Thursday, December 18, 2008
The Stench of Corruption
Corruption is not the greatest crime. It is not murder or genocide. It is not oppression or tyranny. They say that Adolf Eichmann could not be bribed. His evil was not that of venality. His evil was that he obeyed orders even when those orders were bestial. The philosopher Hannah Arendt has pointed out that corruption is an understandable human flaw, while the evil of genocide is beyond understanding. It is banal. But corruption can undermine the fundamentals of civilization. It can seep into the hearts of men and rot their sense of decency.
When you read the transcript of the telephone conversations by Governor Rod R. Blagojevich of Illinois, you can smell the stench of moral decay. Here was a man elected to an office of public trust, plotting ways to get a quid pro quo out of the appointment of a senator to replace Barack Obama. Democracy is an imperfect method of government. Sometimes the voters elect monsters.
It should have been expected that the Republican leaders, bitter and humiliated by an election that rejected them and their ideas, would revel in this exposure of a crooked Democratic politician.

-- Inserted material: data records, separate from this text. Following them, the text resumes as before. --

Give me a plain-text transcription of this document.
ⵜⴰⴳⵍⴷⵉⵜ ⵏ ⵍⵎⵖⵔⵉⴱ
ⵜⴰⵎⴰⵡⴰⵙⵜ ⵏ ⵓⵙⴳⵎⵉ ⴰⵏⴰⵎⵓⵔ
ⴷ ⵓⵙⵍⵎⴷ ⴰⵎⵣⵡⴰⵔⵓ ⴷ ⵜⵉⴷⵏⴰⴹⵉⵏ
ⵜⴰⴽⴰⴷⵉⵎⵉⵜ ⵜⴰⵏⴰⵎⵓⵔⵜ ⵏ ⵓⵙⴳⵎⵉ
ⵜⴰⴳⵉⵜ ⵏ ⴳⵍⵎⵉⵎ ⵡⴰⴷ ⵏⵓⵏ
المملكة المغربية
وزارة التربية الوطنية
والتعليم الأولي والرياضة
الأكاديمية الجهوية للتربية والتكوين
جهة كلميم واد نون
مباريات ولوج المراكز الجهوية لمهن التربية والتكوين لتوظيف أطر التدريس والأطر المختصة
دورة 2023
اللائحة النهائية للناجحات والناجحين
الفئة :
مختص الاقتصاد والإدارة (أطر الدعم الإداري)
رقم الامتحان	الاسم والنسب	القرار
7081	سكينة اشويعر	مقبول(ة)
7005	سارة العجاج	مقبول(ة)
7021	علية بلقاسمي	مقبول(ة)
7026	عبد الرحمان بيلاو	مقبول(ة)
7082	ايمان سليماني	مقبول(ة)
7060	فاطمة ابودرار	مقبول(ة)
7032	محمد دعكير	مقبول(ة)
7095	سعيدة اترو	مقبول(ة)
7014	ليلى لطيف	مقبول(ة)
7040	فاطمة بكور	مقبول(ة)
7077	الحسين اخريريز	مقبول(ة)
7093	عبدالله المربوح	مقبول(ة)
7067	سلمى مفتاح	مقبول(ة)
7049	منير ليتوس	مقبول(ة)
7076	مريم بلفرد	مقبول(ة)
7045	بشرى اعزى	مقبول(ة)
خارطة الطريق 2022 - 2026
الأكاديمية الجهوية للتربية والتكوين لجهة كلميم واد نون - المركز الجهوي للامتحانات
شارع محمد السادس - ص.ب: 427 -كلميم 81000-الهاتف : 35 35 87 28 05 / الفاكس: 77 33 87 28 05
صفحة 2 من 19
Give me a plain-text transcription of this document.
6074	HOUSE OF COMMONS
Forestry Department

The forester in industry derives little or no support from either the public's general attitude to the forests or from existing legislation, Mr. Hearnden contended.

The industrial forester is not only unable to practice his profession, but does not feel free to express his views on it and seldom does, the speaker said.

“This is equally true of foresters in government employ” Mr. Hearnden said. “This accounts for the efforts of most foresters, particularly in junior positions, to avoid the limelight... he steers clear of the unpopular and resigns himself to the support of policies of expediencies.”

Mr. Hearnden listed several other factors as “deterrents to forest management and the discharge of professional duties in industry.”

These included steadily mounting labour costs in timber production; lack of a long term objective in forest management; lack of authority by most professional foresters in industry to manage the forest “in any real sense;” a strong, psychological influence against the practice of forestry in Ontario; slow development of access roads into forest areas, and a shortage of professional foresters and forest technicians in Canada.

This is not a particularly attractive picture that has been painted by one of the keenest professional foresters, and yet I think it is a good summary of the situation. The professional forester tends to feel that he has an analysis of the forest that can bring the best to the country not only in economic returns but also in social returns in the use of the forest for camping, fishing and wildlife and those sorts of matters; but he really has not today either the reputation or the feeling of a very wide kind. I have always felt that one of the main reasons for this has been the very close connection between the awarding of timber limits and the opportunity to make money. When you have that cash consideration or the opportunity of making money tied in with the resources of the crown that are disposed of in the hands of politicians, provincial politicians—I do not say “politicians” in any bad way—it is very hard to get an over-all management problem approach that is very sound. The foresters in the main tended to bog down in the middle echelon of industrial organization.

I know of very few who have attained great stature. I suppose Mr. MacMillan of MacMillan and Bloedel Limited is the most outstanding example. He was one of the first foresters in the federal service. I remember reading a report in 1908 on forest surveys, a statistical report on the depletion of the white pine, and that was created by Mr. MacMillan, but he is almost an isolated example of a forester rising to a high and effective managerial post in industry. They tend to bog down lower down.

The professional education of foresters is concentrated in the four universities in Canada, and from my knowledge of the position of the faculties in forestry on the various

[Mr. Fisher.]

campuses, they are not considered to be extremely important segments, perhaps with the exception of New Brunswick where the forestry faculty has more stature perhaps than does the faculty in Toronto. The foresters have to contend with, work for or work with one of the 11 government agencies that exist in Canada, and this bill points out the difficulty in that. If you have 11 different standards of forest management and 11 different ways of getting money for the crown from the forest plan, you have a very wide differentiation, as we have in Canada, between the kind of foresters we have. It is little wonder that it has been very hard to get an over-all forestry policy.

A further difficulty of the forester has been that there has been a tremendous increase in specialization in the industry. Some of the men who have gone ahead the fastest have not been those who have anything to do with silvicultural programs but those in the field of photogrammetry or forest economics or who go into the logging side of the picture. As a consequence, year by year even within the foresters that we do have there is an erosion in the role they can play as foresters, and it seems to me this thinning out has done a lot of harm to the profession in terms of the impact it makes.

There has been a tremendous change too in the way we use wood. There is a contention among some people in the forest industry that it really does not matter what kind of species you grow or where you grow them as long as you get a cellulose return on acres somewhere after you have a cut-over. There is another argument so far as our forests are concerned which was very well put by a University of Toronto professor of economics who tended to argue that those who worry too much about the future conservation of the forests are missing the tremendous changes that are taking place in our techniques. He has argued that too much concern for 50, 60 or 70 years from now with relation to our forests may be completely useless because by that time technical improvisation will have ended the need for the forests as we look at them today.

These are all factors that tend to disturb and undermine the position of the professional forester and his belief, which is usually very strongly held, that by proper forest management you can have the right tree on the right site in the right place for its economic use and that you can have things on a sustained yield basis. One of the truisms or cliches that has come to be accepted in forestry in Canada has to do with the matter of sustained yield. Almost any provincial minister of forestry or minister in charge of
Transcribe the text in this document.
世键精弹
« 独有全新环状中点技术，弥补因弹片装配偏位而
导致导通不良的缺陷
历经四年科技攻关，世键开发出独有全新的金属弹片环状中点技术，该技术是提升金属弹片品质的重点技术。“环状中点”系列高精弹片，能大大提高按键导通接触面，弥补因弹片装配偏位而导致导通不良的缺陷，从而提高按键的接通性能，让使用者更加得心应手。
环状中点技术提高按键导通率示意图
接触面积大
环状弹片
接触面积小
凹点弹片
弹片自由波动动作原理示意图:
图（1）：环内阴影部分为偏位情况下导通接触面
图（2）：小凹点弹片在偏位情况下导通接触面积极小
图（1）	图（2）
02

Several of them have tried to tie President-elect Obama to the scandal. It makes me think of Satan in Milton’s “Paradise Lost.” Satan is thrown out of heaven, hurled “headlong flaming from the ethereal sky with hideous ruin and combustion down to bottomless perdition.” Lying in the foul pit of Hell, Satan looks around at his fallen host of evil demons and tries to arouse them, saying: “What though the field be lost? All is not lost; the unconquerable will, and study of revenge, immortal hate, and courage never to submit or yield.” It could be John Boehner, Mitch McConnell, or Mike Duncan of the RNC.
It is obvious from the Blagojevich tapes that Obama had nothing to do with the Governor’s sinister schemes. I believe that Barack Obama is a thoroughly honest and decent man. I have spent my life in courtrooms listening to witnesses lie, and I think I am a pretty good judge of whether someone is telling the truth. Barack Obama is a man of integrity. His detractors are lesser men who need something to raise their petty spirits after their ignoble fall from grace.
The reasons given by politicians for seeking office are mostly baloney. People do not usually run for office in order to help their fellow men. People run for office in order to achieve personal aggrandizement. It is a normal human ambition. But sometimes politicians seek to be elected in order to aggrandize their bank accounts. Money is Power. Power is a narcotic.
Money is the golden idol we worship six days a week. The U.S. Supreme Court adopted the language of the great theologian, Paul Tillich, when it defined “religion” as “your ultimate concern….what you take seriously without reservation.” If that is religion, than money is our god. The critical fact about money is that it not only buys the necessities and luxuries of life, it confers status. Among the wealthy, money becomes the symbol of respectability and the foundation of earthly merit. Among the middle class, money is a means of elevating one’s stature in the eyes of one’s friends and neighbors. Among the poor, money is the lifeblood of survival and the means of escape.
Money exerts such stunning power over our lives that most friendships are too weak to withstand its interference. Families are torn apart over financial disputes, and children wait like vultures for loved ones to die so that they can inherit the estates. It should come as no surprise that our public and private dealings are permeated with large and small corruptions based on money.
We should treat public corruption as treason against the government and the people. The penalties should reflect the seriousness of the offense. Prison terms should be very long and act as a deterrent. The fines should make corruption a fearsomely hazardous financial risk. Conviction should mean seizure of the offender’s entire net worth.
Much of what we do in life is based on faith. If we live in a world where every act of trust is suspect, we are doomed to perpetual paranoia and despair.